L’IWW, pour ceux et celles qui ne seraient pas familièrEs à sa constitution, son préambule, ses idées, est un syndicat sans allégeance politique, anticapitaliste et révolutionnaire. C’est une organisation qui constate que la classe ouvrière et la classe patronale n’ont rien en commun. Elle reconnaît qu’il y a une guerre des classes et l’outil qu’elle a trouvé pour abolir le salariat est l’organisation syndicale. Sachant cela, toutefois, l’IWW se comprend d’avantage par sa pratique que par sa théorie. C’est en regardant ce qu’il s’est passé chez le Frite Alors ! de la rue Rachel que l’on peut comprendre l’ampleur de la tactique.
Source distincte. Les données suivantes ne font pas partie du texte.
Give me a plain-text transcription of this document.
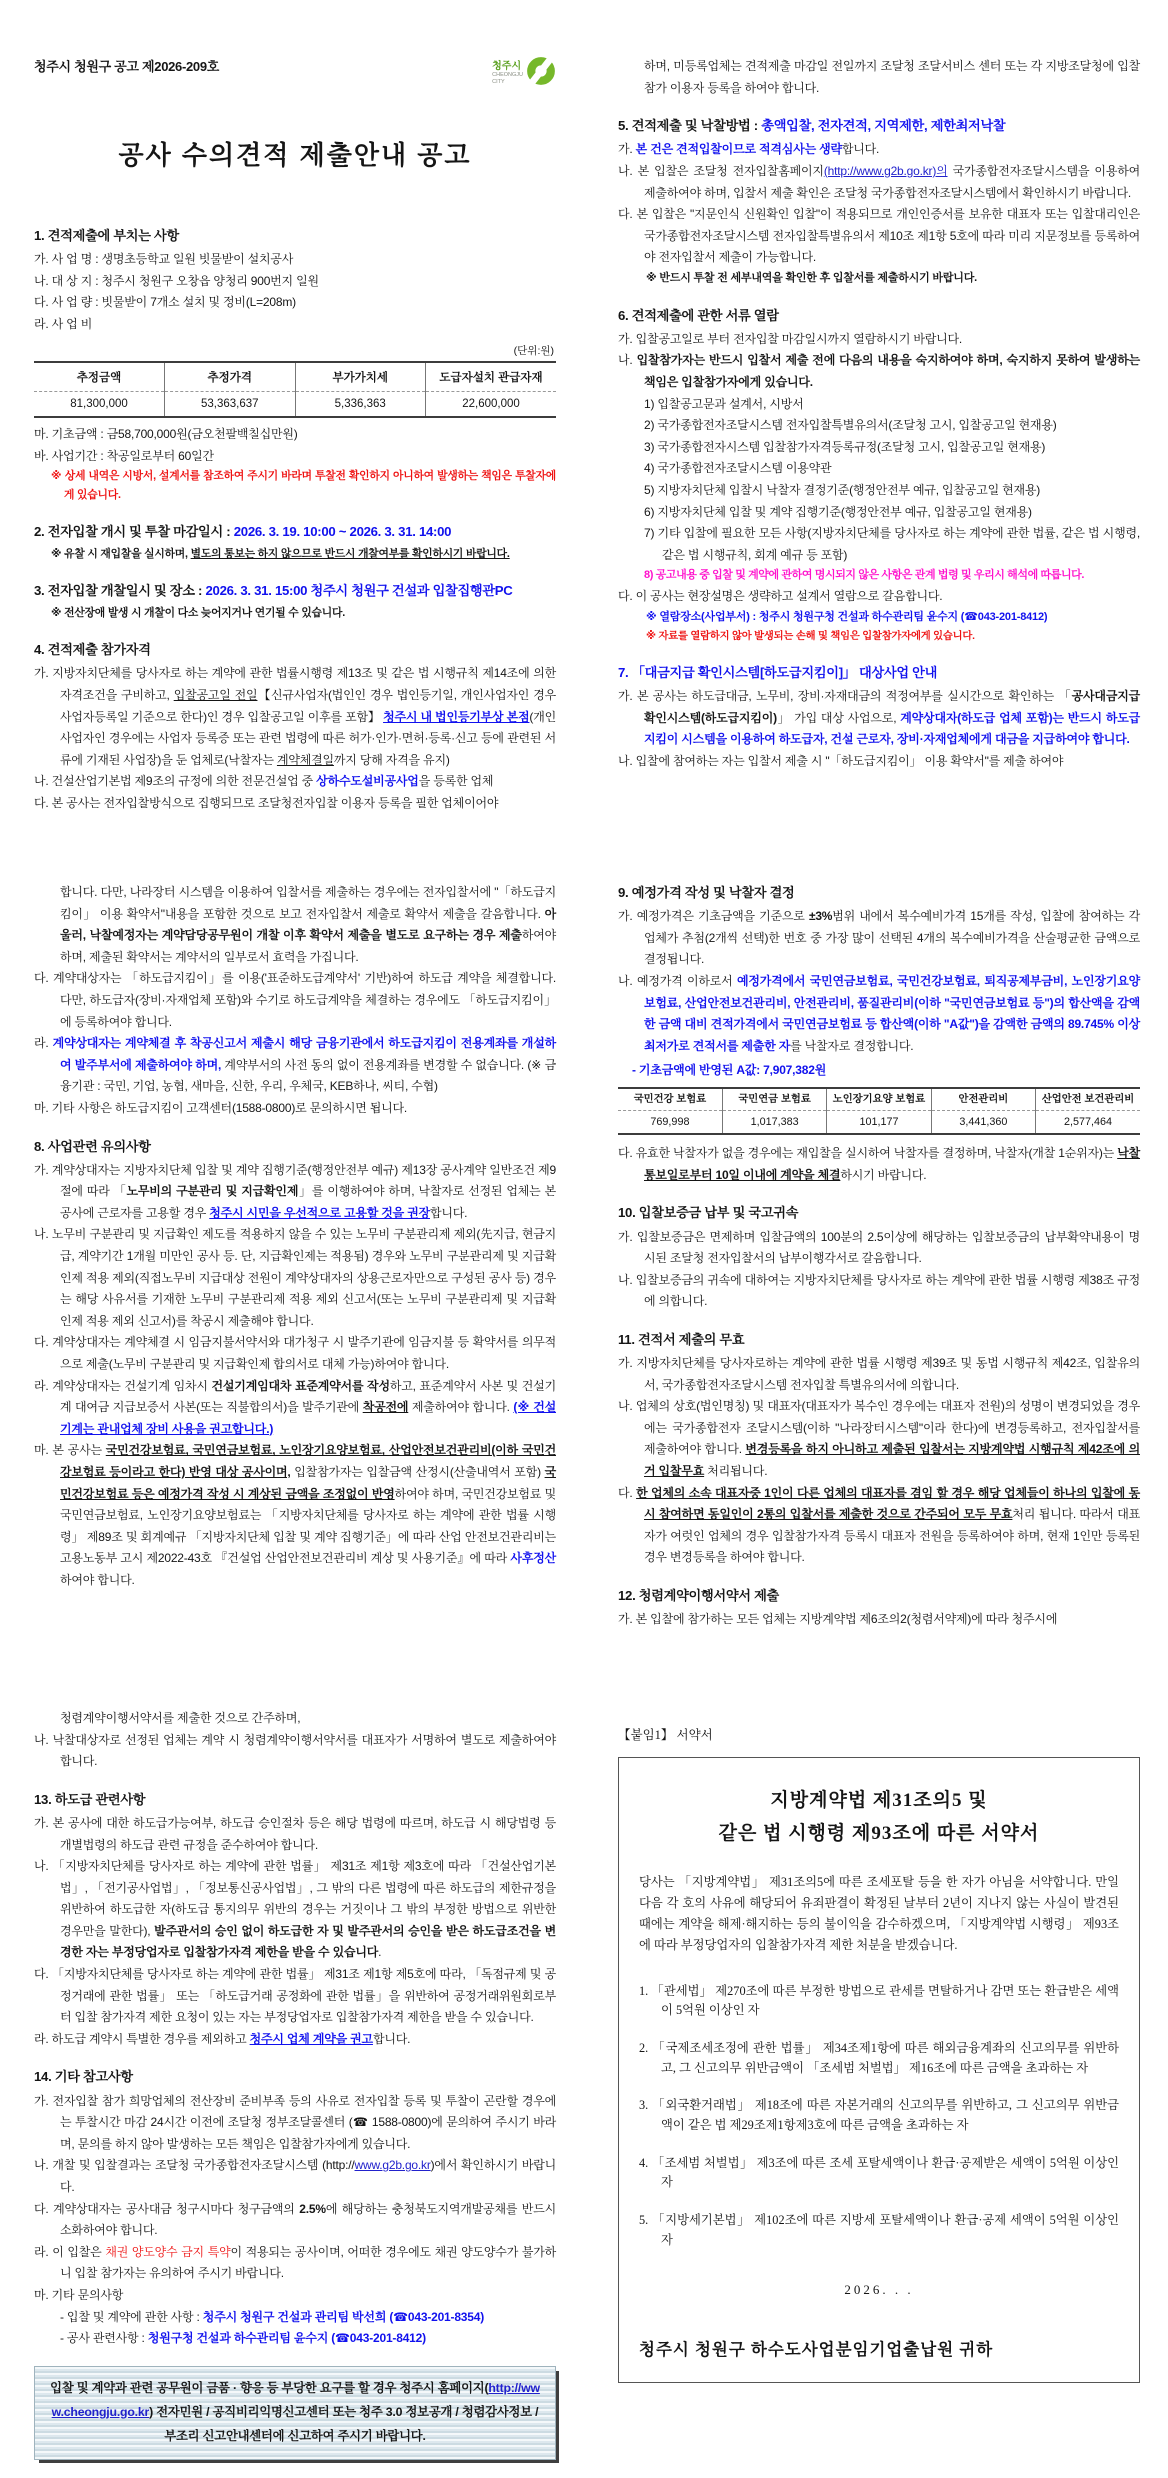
청주시 청원구 공고 제2026-209호	청주시
CHEONGJU
CITY
공사 수의견적 제출안내 공고
1. 견적제출에 부치는 사항

가. 사 업 명 : 생명초등학교 일원 빗물받이 설치공사

나. 대 상 지 : 청주시 청원구 오창읍 양청리 900번지 일원

다. 사 업 량 : 빗물받이 7개소 설치 및 정비(L=208m)

라. 사 업 비

(단위:원)
추정금액	추정가격	부가가치세	도급자설치 관급자재
81,300,000	53,363,637	5,336,363	22,600,000

마. 기초금액 : 금58,700,000원(금오천팔백칠십만원)

바. 사업기간 : 착공일로부터 60일간

※ 상세 내역은 시방서, 설계서를 참조하여 주시기 바라며 투찰전 확인하지 아니하여 발생하는 책임은 투찰자에게 있습니다.

2. 전자입찰 개시 및 투찰 마감일시 : 2026. 3. 19. 10:00 ~ 2026. 3. 31. 14:00

※ 유찰 시 재입찰을 실시하며, 별도의 통보는 하지 않으므로 반드시 개찰여부를 확인하시기 바랍니다.

3. 전자입찰 개찰일시 및 장소 : 2026. 3. 31. 15:00 청주시 청원구 건설과 입찰집행관PC

※ 전산장애 발생 시 개찰이 다소 늦어지거나 연기될 수 있습니다.

4. 견적제출 참가자격

가. 지방자치단체를 당사자로 하는 계약에 관한 법률시행령 제13조 및 같은 법 시행규칙 제14조에 의한 자격조건을 구비하고, 입찰공고일 전일【신규사업자(법인인 경우 법인등기일, 개인사업자인 경우 사업자등록일 기준으로 한다)인 경우 입찰공고일 이후를 포함】 청주시 내 법인등기부상 본점(개인사업자인 경우에는 사업자 등록증 또는 관련 법령에 따른 허가·인가·면허·등록·신고 등에 관련된 서류에 기재된 사업장)을 둔 업체로(낙찰자는 계약체결일까지 당해 자격을 유지)

나. 건설산업기본법 제9조의 규정에 의한 전문건설업 중 상하수도설비공사업을 등록한 업체

다. 본 공사는 전자입찰방식으로 집행되므로 조달청전자입찰 이용자 등록을 필한 업체이어야

하며, 미등록업체는 견적제출 마감일 전일까지 조달청 조달서비스 센터 또는 각 지방조달청에 입찰참가 이용자 등록을 하여야 합니다.

5. 견적제출 및 낙찰방법 : 총액입찰, 전자견적, 지역제한, 제한최저낙찰

가. 본 건은 견적입찰이므로 적격심사는 생략합니다.

나. 본 입찰은 조달청 전자입찰홈페이지(http://www.g2b.go.kr)의 국가종합전자조달시스템을 이용하여 제출하여야 하며, 입찰서 제출 확인은 조달청 국가종합전자조달시스템에서 확인하시기 바랍니다.

다. 본 입찰은 "지문인식 신원확인 입찰"이 적용되므로 개인인증서를 보유한 대표자 또는 입찰대리인은 국가종합전자조달시스템 전자입찰특별유의서 제10조 제1항 5호에 따라 미리 지문정보를 등록하여야 전자입찰서 제출이 가능합니다.

※ 반드시 투찰 전 세부내역을 확인한 후 입찰서를 제출하시기 바랍니다.

6. 견적제출에 관한 서류 열람

가. 입찰공고일로 부터 전자입찰 마감일시까지 열람하시기 바랍니다.

나. 입찰참가자는 반드시 입찰서 제출 전에 다음의 내용을 숙지하여야 하며, 숙지하지 못하여 발생하는 책임은 입찰참가자에게 있습니다.

1) 입찰공고문과 설계서, 시방서

2) 국가종합전자조달시스템 전자입찰특별유의서(조달청 고시, 입찰공고일 현재용)

3) 국가종합전자시스템 입찰참가자격등록규정(조달청 고시, 입찰공고일 현재용)

4) 국가종합전자조달시스템 이용약관

5) 지방자치단체 입찰시 낙찰자 결정기준(행정안전부 예규, 입찰공고일 현재용)

6) 지방자치단체 입찰 및 계약 집행기준(행정안전부 예규, 입찰공고일 현재용)

7) 기타 입찰에 필요한 모든 사항(지방자치단체를 당사자로 하는 계약에 관한 법률, 같은 법 시행령, 같은 법 시행규칙, 회계 예규 등 포함)

8) 공고내용 중 입찰 및 계약에 관하여 명시되지 않은 사항은 관계 법령 및 우리시 해석에 따릅니다.

다. 이 공사는 현장설명은 생략하고 설계서 열람으로 갈음합니다.

※ 열람장소(사업부서) : 청주시 청원구청 건설과 하수관리팀 윤수지 (☎043-201-8412)

※ 자료를 열람하지 않아 발생되는 손해 및 책임은 입찰참가자에게 있습니다.

7. 「대금지급 확인시스템[하도급지킴이]」 대상사업 안내

가. 본 공사는 하도급대금, 노무비, 장비·자재대금의 적정여부를 실시간으로 확인하는 「공사대금지급 확인시스템(하도급지킴이)」 가입 대상 사업으로, 계약상대자(하도급 업체 포함)는 반드시 하도급지킴이 시스템을 이용하여 하도급자, 건설 근로자, 장비·자재업체에게 대금을 지급하여야 합니다.

나. 입찰에 참여하는 자는 입찰서 제출 시 "「하도급지킴이」 이용 확약서"를 제출 하여야

합니다. 다만, 나라장터 시스템을 이용하여 입찰서를 제출하는 경우에는 전자입찰서에 "「하도급지킴이」 이용 확약서"내용을 포함한 것으로 보고 전자입찰서 제출로 확약서 제출을 갈음합니다. 아울러, 낙찰예정자는 계약담당공무원이 개찰 이후 확약서 제출을 별도로 요구하는 경우 제출하여야 하며, 제출된 확약서는 계약서의 일부로서 효력을 가집니다.

다. 계약대상자는 「하도급지킴이」를 이용('표준하도급계약서' 기반)하여 하도급 계약을 체결합니다. 다만, 하도급자(장비·자재업체 포함)와 수기로 하도급계약을 체결하는 경우에도 「하도급지킴이」 에 등록하여야 합니다.

라. 계약상대자는 계약체결 후 착공신고서 제출시 해당 금융기관에서 하도급지킴이 전용계좌를 개설하여 발주부서에 제출하여야 하며, 계약부서의 사전 동의 없이 전용계좌를 변경할 수 없습니다. (※ 금융기관 : 국민, 기업, 농협, 새마을, 신한, 우리, 우체국, KEB하나, 씨티, 수협)

마. 기타 사항은 하도급지킴이 고객센터(1588-0800)로 문의하시면 됩니다.

8. 사업관련 유의사항

가. 계약상대자는 지방자치단체 입찰 및 계약 집행기준(행정안전부 예규) 제13장 공사계약 일반조건 제9절에 따라 「노무비의 구분관리 및 지급확인제」를 이행하여야 하며, 낙찰자로 선정된 업체는 본 공사에 근로자를 고용할 경우 청주시 시민을 우선적으로 고용할 것을 권장합니다.

나. 노무비 구분관리 및 지급확인 제도를 적용하지 않을 수 있는 노무비 구분관리제 제외(先지급, 현금지급, 계약기간 1개월 미만인 공사 등. 단, 지급확인제는 적용됨) 경우와 노무비 구분관리제 및 지급확인제 적용 제외(직접노무비 지급대상 전원이 계약상대자의 상용근로자만으로 구성된 공사 등) 경우는 해당 사유서를 기재한 노무비 구분관리제 적용 제외 신고서(또는 노무비 구분관리제 및 지급확인제 적용 제외 신고서)를 착공시 제출해야 합니다.

다. 계약상대자는 계약체결 시 임금지불서약서와 대가청구 시 발주기관에 임금지불 등 확약서를 의무적으로 제출(노무비 구분관리 및 지급확인제 합의서로 대체 가능)하여야 합니다.

라. 계약상대자는 건설기계 임차시 건설기계임대차 표준계약서를 작성하고, 표준계약서 사본 및 건설기계 대여금 지급보증서 사본(또는 직불합의서)을 발주기관에 착공전에 제출하여야 합니다. (※ 건설기계는 관내업체 장비 사용을 권고합니다.)

마. 본 공사는 국민건강보험료, 국민연금보험료, 노인장기요양보험료, 산업안전보건관리비(이하 국민건강보험료 등이라고 한다) 반영 대상 공사이며, 입찰참가자는 입찰금액 산정시(산출내역서 포함) 국민건강보험료 등은 예정가격 작성 시 계상된 금액을 조정없이 반영하여야 하며, 국민건강보험료 및 국민연금보험료, 노인장기요양보험료는 「지방자치단체를 당사자로 하는 계약에 관한 법률 시행령」 제89조 및 회계예규 「지방자치단체 입찰 및 계약 집행기준」에 따라 산업 안전보건관리비는 고용노동부 고시 제2022-43호 『건설업 산업안전보건관리비 계상 및 사용기준』에 따라 사후정산하여야 합니다.

9. 예정가격 작성 및 낙찰자 결정

가. 예정가격은 기초금액을 기준으로 ±3%범위 내에서 복수예비가격 15개를 작성, 입찰에 참여하는 각 업체가 추첨(2개씩 선택)한 번호 중 가장 많이 선택된 4개의 복수예비가격을 산술평균한 금액으로 결정됩니다.

나. 예정가격 이하로서 예정가격에서 국민연금보험료, 국민건강보험료, 퇴직공제부금비, 노인장기요양보험료, 산업안전보건관리비, 안전관리비, 품질관리비(이하 "국민연금보험료 등")의 합산액을 감액한 금액 대비 견적가격에서 국민연금보험료 등 합산액(이하 "A값")을 감액한 금액의 89.745% 이상 최저가로 견적서를 제출한 자를 낙찰자로 결정합니다.

- 기초금액에 반영된 A값: 7,907,382원

국민건강 보험료	국민연금 보험료	노인장기요양 보험료	안전관리비	산업안전 보건관리비
769,998	1,017,383	101,177	3,441,360	2,577,464

다. 유효한 낙찰자가 없을 경우에는 재입찰을 실시하여 낙찰자를 결정하며, 낙찰자(개찰 1순위자)는 낙찰 통보일로부터 10일 이내에 계약을 체결하시기 바랍니다.

10. 입찰보증금 납부 및 국고귀속

가. 입찰보증금은 면제하며 입찰금액의 100분의 2.5이상에 해당하는 입찰보증금의 납부확약내용이 명시된 조달청 전자입찰서의 납부이행각서로 갈음합니다.

나. 입찰보증금의 귀속에 대하여는 지방자치단체를 당사자로 하는 계약에 관한 법률 시행령 제38조 규정에 의합니다.

11. 견적서 제출의 무효

가. 지방자치단체를 당사자로하는 계약에 관한 법률 시행령 제39조 및 동법 시행규칙 제42조, 입찰유의서, 국가종합전자조달시스템 전자입찰 특별유의서에 의합니다.

나. 업체의 상호(법인명칭) 및 대표자(대표자가 복수인 경우에는 대표자 전원)의 성명이 변경되었을 경우에는 국가종합전자 조달시스템(이하 "나라장터시스템"이라 한다)에 변경등록하고, 전자입찰서를 제출하여야 합니다. 변경등록을 하지 아니하고 제출된 입찰서는 지방계약법 시행규칙 제42조에 의거 입찰무효 처리됩니다.

다. 한 업체의 소속 대표자중 1인이 다른 업체의 대표자를 겸임 할 경우 해당 업체들이 하나의 입찰에 동시 참여하면 동일인이 2통의 입찰서를 제출한 것으로 간주되어 모두 무효처리 됩니다. 따라서 대표자가 여럿인 업체의 경우 입찰참가자격 등록시 대표자 전원을 등록하여야 하며, 현재 1인만 등록된 경우 변경등록을 하여야 합니다.

12. 청렴계약이행서약서 제출

가. 본 입찰에 참가하는 모든 업체는 지방계약법 제6조의2(청렴서약제)에 따라 청주시에

청렴계약이행서약서를 제출한 것으로 간주하며,

나. 낙찰대상자로 선정된 업체는 계약 시 청렴계약이행서약서를 대표자가 서명하여 별도로 제출하여야 합니다.

13. 하도급 관련사항

가. 본 공사에 대한 하도급가능여부, 하도급 승인절차 등은 해당 법령에 따르며, 하도급 시 해당법령 등 개별법령의 하도급 관련 규정을 준수하여야 합니다.

나. 「지방자치단체를 당사자로 하는 계약에 관한 법률」 제31조 제1항 제3호에 따라 「건설산업기본법」, 「전기공사업법」, 「정보통신공사업법」, 그 밖의 다른 법령에 따른 하도급의 제한규정을 위반하여 하도급한 자(하도급 통지의무 위반의 경우는 거짓이나 그 밖의 부정한 방법으로 위반한 경우만을 말한다), 발주관서의 승인 없이 하도급한 자 및 발주관서의 승인을 받은 하도급조건을 변경한 자는 부정당업자로 입찰참가자격 제한을 받을 수 있습니다.

다. 「지방자치단체를 당사자로 하는 계약에 관한 법률」 제31조 제1항 제5호에 따라, 「독점규제 및 공정거래에 관한 법률」 또는 「하도급거래 공정화에 관한 법률」을 위반하여 공정거래위원회로부터 입찰 참가자격 제한 요청이 있는 자는 부정당업자로 입찰참가자격 제한을 받을 수 있습니다.

라. 하도급 계약시 특별한 경우를 제외하고 청주시 업체 계약을 권고합니다.

14. 기타 참고사항

가. 전자입찰 참가 희망업체의 전산장비 준비부족 등의 사유로 전자입찰 등록 및 투찰이 곤란할 경우에는 투찰시간 마감 24시간 이전에 조달청 정부조달콜센터 (☎ 1588-0800)에 문의하여 주시기 바라며, 문의를 하지 않아 발생하는 모든 책임은 입찰참가자에게 있습니다.

나. 개찰 및 입찰결과는 조달청 국가종합전자조달시스템 (http://www.g2b.go.kr)에서 확인하시기 바랍니다.

다. 계약상대자는 공사대금 청구시마다 청구금액의 2.5%에 해당하는 충청북도지역개발공채를 반드시 소화하여야 합니다.

라. 이 입찰은 채권 양도양수 금지 특약이 적용되는 공사이며, 어떠한 경우에도 채권 양도양수가 불가하니 입찰 참가자는 유의하여 주시기 바랍니다.

마. 기타 문의사항

- 입찰 및 계약에 관한 사항 : 청주시 청원구 건설과 관리팀 박선희 (☎043-201-8354)

- 공사 관련사항 : 청원구청 건설과 하수관리팀 윤수지 (☎043-201-8412)

입찰 및 계약과 관련 공무원이 금품 · 향응 등 부당한 요구를 할 경우 청주시 홈페이지(http://www.cheongju.go.kr) 전자민원 / 공직비리익명신고센터 또는 청주 3.0 정보공개 / 청렴감사정보 / 부조리 신고안내센터에 신고하여 주시기 바랍니다.

【붙임1】 서약서

지방계약법 제31조의5 및
같은 법 시행령 제93조에 따른 서약서

당사는 「지방계약법」 제31조의5에 따른 조세포탈 등을 한 자가 아님을 서약합니다. 만일 다음 각 호의 사유에 해당되어 유죄판결이 확정된 날부터 2년이 지나지 않는 사실이 발견된 때에는 계약을 해제·해지하는 등의 불이익을 감수하겠으며, 「지방계약법 시행령」 제93조에 따라 부정당업자의 입찰참가자격 제한 처분을 받겠습니다.

1. 「관세법」 제270조에 따른 부정한 방법으로 관세를 면탈하거나 감면 또는 환급받은 세액이 5억원 이상인 자

2. 「국제조세조정에 관한 법률」 제34조제1항에 따른 해외금융계좌의 신고의무를 위반하고, 그 신고의무 위반금액이 「조세범 처벌법」 제16조에 따른 금액을 초과하는 자

3. 「외국환거래법」 제18조에 따른 자본거래의 신고의무를 위반하고, 그 신고의무 위반금액이 같은 법 제29조제1항제3호에 따른 금액을 초과하는 자

4. 「조세범 처벌법」 제3조에 따른 조세 포탈세액이나 환급·공제받은 세액이 5억원 이상인 자

5. 「지방세기본법」 제102조에 따른 지방세 포탈세액이나 환급·공제 세액이 5억원 이상인 자

2026. . .
청주시 청원구 하수도사업분임기업출납원 귀하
Avant de regarder précisément ce qui s’est passé au Frite Alors !, il faut se pencher sur le contexte de l’industrie de la restauration. Avant de pouvoir comprendre comment il a été possible de créer un syndicat en restauration, il faut comprendre la difficulté que le patronat met sur notre chemin. La classe patronale travaille depuis longtemps son jeu. La phrase « diviser pour mieux régner » représente bien la tactique qu’elle utilise dans le domaine. C’est une façon de faire qui, remarquons bien, a fait ses preuves et fonctionne parfaitement. Dans cet ordre d’idée, à un moment de l’histoire, la cuisine et le service devinrent deux entités à part entière dans une entreprise : différentes échelles de salaires, différentes conditions de travail, différentes qualités requises et, n’oublions pas, une animosité réciproque qui, pour une raison ou une autre, perdure.

Ce qu’il faut savoir c’est que dans une industrie précaire, la compétitivité entre employéEs a été entretenues par les boss de façon à ce que l’ennemi ne soit pas le client arrogant ou le patron gratteux, mais l’« incompétent » de service, celui ou celle qui te pique des tables, celui ou celle qui veut prendre des vacances que toi tu ne te permets pas de prendre, etc. Dans la précarité, dans une société libérale, le but c’est d’avoir la plus grosse part du lot, même si c’est bien peu en fin de compte.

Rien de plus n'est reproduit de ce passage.